In Spain’s Palencia Model Forest, art is used to boost ecotourism and address depopulation. 

“Sharing knowledge is the key,” said John Pineau, executive director of the Ontario Woodlot Association.

“Everyone says we have different forest ecosystems, different species, different everything, but there are far more similarities and commonalities that we can take from each other and apply and adapt.”

A session on the UN Decade on Ecosystem Restoration. Photo: Pilar Valbuena/GLF

Profitability and innovation are key to long-term sustainability

“Model Forests are uniquely positioned,” said Richard Verbisky, head of the IMFN Secretariat. “They are first and foremost an organization at the landscape level, but they are also tied, nationally, sub-nationally and internationally, to policies.”

“To be able to come to an event like this and make these linkages between things being done at the landscape level and make some national or international impacts – I think that is pretty special.”

With cuts to international development aid, conversations are angling toward how Model Forests and other community-led environmental work can be self-sustaining to bolster local economies and ensure long-lasting restoration to contribute to global goals. 

“We need to try to prop up domestic investments into forestry and forest management,” said Peter Minang, director of Africa for CIFOR-ICRAF. “To do that, we need to adopt an approach that informs governments of the returns on investments in forestry.” 

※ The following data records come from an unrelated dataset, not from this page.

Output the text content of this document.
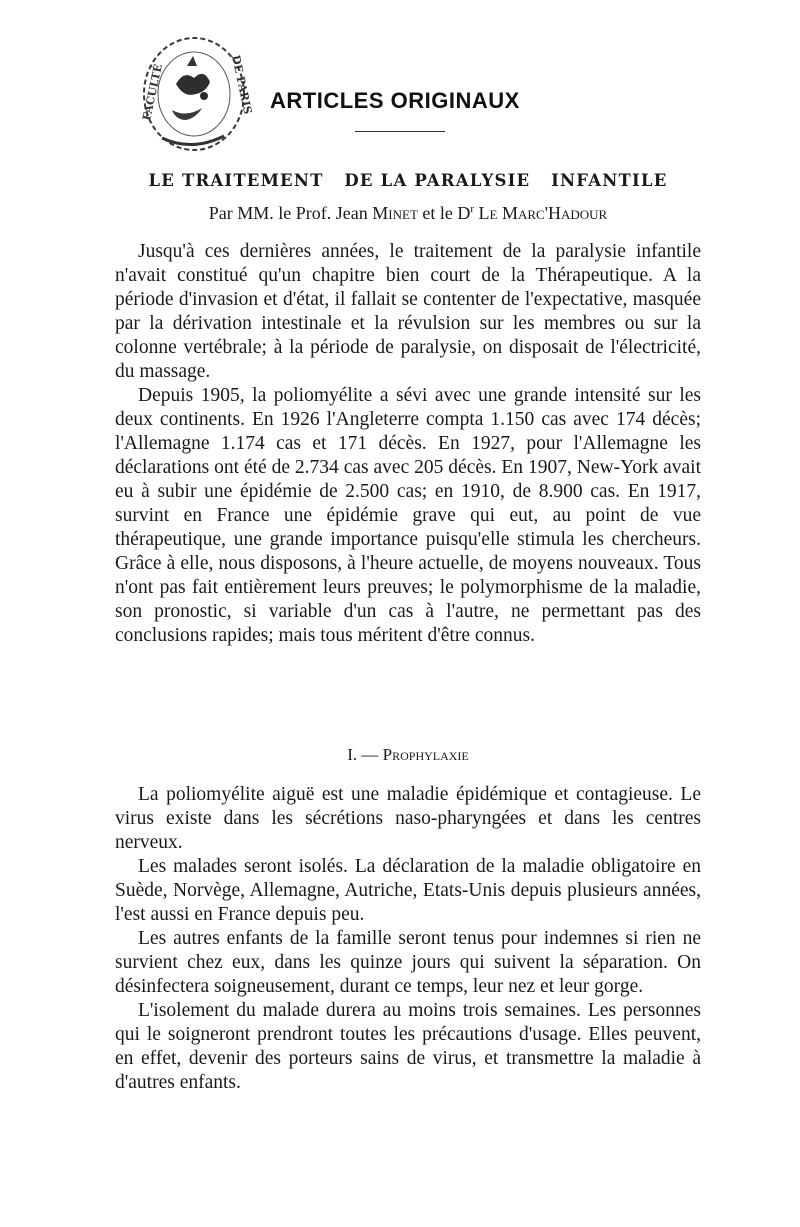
FACULTÉ	DE PARIS ARTICLES ORIGINAUX
LE TRAITEMENT   DE LA PARALYSIE   INFANTILE
Par MM. le Prof. Jean Minet et le $D^r$ Le Marc'Hadour

Jusqu'à ces dernières années, le traitement de la paralysie infantile n'avait constitué qu'un chapitre bien court de la Thérapeutique. A la période d'invasion et d'état, il fallait se contenter de l'expectative, masquée par la dérivation intestinale et la révulsion sur les membres ou sur la colonne vertébrale; à la période de paralysie, on disposait de l'électricité, du massage.

Depuis 1905, la poliomyélite a sévi avec une grande intensité sur les deux continents. En 1926 l'Angleterre compta 1.150 cas avec 174 décès; l'Allemagne 1.174 cas et 171 décès. En 1927, pour l'Allemagne les déclarations ont été de 2.734 cas avec 205 décès. En 1907, New-York avait eu à subir une épidémie de 2.500 cas; en 1910, de 8.900 cas. En 1917, survint en France une épidémie grave qui eut, au point de vue thérapeutique, une grande importance puisqu'elle stimula les chercheurs. Grâce à elle, nous disposons, à l'heure actuelle, de moyens nouveaux. Tous n'ont pas fait entièrement leurs preuves; le polymorphisme de la maladie, son pronostic, si variable d'un cas à l'autre, ne permettant pas des conclusions rapides; mais tous méritent d'être connus.

I. — Prophylaxie

La poliomyélite aiguë est une maladie épidémique et contagieuse. Le virus existe dans les sécrétions naso-pharyngées et dans les centres nerveux.

Les malades seront isolés. La déclaration de la maladie obligatoire en Suède, Norvège, Allemagne, Autriche, Etats-Unis depuis plusieurs années, l'est aussi en France depuis peu.

Les autres enfants de la famille seront tenus pour indemnes si rien ne survient chez eux, dans les quinze jours qui suivent la séparation. On désinfectera soigneusement, durant ce temps, leur nez et leur gorge.

L'isolement du malade durera au moins trois semaines. Les personnes qui le soigneront prendront toutes les précautions d'usage. Elles peuvent, en effet, devenir des porteurs sains de virus, et transmettre la maladie à d'autres enfants.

Conversations on self-sustaining restoration work and adapting to changes in international funding will continue at GLF Africa 2025 later this month.

“Funding must be sustainable and self-sustaining, and it must be paired with solid governance,” said Giuliana Torta, principal administrator for the European Commission on International Adaptation. 

Furthermore, to create long-term positive change, many advocated for embracing new technologies and innovation to support land stewardship. 

“People need training to use new technologies in their day-to-day activities so communities can use these tools at large rather than delegating this to specialists,” said Pineau.

“Technology is not really good unless it can be used by people.”

Because it is people like forest practitioners and rural communities, such as those who make up the IMFN, who are at the heart of restoration, conservation and sustainable forest management.

Lara Steil, a forestry officer for the Global Fire Management Hub of the Food and Agriculture Organization (FAO), said it well:

“If we want to promote global change, we need to promote local changes.”